While Malema's own view on taking the party to court may have shifted with the realisation that his political life is on the line, the ANC for its part still has to make the same grim calculations. Court action would paralyse the ANC, and severely diminish its capacity to discipline its wayward members. It also opens the ANC's provincial leaders to challenges from rebellious factions in regional and branch structures. In a year in which disputes over membership and branch status becomes particularly vexed in view of the upcoming elective conference, the possibility of aggrieved members and factions in courts all over the country will concentrate the minds of ANC leaders when they have to deal with the Malema question.
But Malema himself will need to tread carefully: issuing court threats to the ANC is a double-edged sword. The threat could strengthen his allies in the National Executive Committee (NEC) and might persuade the ANC - particularly in its NDCA proceedings next month - to take a softer stance. But it could just as easily harden the NDCA's attitude and weaken his supporters' arguments inside the party. Many senior ANC leaders will no doubt be appalled at the notion of an NEC member taking the party to court.
The ANCYL president has been here before, and quite recently. Last month he managed to persuade the NDCA that the disciplinary committee had erred in sentencing him without giving him the opportunity to argue in mitigation after convicting him last year for bringing the ANC into disrepute and sowing division. It turned out to be a "victory" he could have done without, as his prosecutors were also allowed to present arguments in aggravation, and in the end Malema only managed to convert his original five-year suspension into an outright expulsion from the party.
There is another consideration for the embattled enfant terrible. While there is nothing to stop him going to court if he wishes, any such action could hurt his aim to stay inside the structures of the ANC for as long as possible. His 2010 conviction (on the same charges he faced in 2011) is in abeyance purely because of a political decision taken by the top six officials to allow the entire 2011 disciplinary process to be concluded. Nothing stops them legally or politically from implementing his (indefinite) suspension from the party immediately. If the ANC feels backed into a corner, they may do just that.

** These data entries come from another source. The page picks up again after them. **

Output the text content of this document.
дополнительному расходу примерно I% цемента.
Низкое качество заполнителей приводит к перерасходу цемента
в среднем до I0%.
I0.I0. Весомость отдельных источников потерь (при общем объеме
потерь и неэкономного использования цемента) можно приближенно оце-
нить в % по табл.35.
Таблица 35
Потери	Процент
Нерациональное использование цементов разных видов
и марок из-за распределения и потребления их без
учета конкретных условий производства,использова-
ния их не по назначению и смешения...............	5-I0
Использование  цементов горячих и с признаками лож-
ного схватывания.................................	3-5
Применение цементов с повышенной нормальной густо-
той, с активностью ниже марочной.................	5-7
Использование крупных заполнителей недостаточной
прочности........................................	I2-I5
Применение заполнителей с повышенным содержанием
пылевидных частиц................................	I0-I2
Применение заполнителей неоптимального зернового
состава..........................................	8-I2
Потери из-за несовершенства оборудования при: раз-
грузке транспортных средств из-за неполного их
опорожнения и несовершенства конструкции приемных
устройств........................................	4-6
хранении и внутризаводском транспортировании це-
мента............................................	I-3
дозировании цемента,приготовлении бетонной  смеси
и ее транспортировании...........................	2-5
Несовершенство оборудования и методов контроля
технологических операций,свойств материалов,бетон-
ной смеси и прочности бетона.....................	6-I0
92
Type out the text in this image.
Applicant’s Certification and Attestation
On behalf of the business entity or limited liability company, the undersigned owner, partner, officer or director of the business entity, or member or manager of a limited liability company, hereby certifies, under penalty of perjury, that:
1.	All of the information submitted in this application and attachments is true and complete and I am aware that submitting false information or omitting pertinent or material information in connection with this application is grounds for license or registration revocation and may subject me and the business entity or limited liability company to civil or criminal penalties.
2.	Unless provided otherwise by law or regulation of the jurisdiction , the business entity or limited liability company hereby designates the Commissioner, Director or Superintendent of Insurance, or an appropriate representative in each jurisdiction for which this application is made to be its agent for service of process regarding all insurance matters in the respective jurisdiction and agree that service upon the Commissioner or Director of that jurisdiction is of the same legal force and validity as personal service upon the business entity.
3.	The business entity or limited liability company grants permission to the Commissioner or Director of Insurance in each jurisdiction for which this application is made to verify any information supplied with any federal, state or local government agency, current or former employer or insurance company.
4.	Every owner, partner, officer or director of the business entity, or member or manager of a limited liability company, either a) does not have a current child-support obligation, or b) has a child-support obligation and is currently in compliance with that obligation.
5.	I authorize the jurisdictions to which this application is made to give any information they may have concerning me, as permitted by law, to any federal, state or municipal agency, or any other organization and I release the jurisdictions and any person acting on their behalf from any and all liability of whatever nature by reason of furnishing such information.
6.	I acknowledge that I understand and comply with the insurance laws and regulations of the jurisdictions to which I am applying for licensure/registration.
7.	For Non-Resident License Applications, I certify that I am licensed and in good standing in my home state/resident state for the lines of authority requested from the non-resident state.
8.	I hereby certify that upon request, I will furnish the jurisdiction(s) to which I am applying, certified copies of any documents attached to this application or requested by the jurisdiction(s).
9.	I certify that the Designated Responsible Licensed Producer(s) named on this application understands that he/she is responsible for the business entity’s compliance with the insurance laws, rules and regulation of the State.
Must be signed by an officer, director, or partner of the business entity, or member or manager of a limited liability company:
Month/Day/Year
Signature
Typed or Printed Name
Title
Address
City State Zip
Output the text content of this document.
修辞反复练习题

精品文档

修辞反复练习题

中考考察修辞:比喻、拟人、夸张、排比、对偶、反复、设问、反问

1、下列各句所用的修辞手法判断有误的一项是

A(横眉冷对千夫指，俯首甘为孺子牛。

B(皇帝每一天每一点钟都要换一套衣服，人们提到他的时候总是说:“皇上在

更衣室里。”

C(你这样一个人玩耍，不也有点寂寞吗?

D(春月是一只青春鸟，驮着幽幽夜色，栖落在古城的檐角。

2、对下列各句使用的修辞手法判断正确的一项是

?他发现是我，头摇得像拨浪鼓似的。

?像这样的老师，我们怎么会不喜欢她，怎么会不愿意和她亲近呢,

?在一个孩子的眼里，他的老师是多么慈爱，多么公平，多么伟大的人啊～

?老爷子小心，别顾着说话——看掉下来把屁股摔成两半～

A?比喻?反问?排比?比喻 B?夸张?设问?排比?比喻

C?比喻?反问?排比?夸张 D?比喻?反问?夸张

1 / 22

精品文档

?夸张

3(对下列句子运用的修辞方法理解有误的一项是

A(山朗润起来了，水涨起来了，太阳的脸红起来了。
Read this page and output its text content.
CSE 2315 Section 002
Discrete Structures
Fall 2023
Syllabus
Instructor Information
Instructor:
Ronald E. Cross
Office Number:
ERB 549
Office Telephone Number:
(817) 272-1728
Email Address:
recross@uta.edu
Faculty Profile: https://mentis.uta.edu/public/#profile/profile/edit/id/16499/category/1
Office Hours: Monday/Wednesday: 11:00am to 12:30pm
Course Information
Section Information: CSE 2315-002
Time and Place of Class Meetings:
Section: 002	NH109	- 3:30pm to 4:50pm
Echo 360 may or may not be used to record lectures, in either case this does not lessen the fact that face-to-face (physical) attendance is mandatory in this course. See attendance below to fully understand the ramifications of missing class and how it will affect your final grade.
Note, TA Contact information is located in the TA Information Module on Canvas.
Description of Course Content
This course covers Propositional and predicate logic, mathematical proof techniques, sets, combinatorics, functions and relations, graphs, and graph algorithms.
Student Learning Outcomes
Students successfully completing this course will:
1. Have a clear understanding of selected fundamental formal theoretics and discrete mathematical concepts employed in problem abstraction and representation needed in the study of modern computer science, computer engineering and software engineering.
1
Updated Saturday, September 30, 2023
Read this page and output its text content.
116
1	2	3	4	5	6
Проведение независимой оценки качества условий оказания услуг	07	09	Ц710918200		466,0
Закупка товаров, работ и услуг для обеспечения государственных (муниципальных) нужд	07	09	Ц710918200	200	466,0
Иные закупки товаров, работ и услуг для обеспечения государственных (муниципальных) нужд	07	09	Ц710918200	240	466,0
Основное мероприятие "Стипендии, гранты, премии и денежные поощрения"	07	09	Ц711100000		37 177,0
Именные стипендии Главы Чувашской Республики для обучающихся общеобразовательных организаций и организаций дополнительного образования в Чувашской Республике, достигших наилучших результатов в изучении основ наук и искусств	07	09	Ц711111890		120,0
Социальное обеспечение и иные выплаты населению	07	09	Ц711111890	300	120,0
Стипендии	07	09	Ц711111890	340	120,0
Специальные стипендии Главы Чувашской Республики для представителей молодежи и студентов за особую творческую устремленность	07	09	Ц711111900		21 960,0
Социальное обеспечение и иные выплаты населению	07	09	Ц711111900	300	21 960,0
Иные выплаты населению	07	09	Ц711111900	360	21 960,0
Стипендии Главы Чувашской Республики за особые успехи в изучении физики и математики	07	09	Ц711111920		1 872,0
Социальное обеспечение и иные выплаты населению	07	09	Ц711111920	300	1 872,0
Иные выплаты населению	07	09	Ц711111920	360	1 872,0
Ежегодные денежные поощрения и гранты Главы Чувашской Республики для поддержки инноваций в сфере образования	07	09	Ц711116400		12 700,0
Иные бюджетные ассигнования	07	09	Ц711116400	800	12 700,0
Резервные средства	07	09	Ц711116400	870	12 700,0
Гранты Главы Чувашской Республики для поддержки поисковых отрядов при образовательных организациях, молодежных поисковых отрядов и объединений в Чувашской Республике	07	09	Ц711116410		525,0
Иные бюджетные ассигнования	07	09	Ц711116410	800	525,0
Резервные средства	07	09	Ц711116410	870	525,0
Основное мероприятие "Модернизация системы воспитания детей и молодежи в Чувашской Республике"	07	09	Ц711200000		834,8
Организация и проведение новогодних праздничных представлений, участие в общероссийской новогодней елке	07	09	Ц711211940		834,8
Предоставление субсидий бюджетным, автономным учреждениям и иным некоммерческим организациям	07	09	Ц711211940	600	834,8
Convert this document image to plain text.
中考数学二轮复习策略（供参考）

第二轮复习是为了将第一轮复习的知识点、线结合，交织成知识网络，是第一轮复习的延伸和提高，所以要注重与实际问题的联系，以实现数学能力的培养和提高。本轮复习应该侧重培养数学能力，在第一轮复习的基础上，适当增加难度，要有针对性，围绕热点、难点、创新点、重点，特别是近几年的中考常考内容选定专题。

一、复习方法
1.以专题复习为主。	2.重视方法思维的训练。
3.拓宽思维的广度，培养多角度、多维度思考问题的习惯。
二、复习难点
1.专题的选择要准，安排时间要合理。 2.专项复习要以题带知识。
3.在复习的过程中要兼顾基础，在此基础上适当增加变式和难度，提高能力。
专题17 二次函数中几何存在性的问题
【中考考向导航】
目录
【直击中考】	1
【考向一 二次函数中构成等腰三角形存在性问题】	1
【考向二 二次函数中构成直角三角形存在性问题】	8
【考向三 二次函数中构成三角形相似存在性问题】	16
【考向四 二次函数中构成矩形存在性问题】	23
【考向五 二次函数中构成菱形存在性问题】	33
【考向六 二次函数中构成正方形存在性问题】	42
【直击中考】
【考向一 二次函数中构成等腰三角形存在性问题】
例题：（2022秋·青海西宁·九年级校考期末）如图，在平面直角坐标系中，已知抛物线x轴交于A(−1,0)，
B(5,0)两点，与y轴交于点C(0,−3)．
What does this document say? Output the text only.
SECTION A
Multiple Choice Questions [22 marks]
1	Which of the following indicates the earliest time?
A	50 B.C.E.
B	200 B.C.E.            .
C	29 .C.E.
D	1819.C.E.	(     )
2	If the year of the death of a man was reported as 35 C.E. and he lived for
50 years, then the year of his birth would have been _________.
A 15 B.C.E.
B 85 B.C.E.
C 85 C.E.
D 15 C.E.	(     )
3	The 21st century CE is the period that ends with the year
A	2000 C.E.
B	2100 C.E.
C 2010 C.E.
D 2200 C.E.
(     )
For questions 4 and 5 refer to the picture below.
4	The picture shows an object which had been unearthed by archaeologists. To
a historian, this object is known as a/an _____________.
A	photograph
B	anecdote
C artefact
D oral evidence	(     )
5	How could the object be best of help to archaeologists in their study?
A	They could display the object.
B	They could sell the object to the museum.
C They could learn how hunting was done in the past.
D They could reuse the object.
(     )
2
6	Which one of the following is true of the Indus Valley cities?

There is also the political cost that Malema's party supporters would have to carry to consider, if he takes court action. How would they explain to other power brokers and ordinary members that they were batting for a man who was fighting the ANC in court? This would be particularly difficult for Motlanthe, whose presidential ambitions, for better or worse, now hang on the resolution of the Malema question.
Whenever faced with similar situations in the past, ANC leaders and members have always chosen the party over the individual. This time will be no different.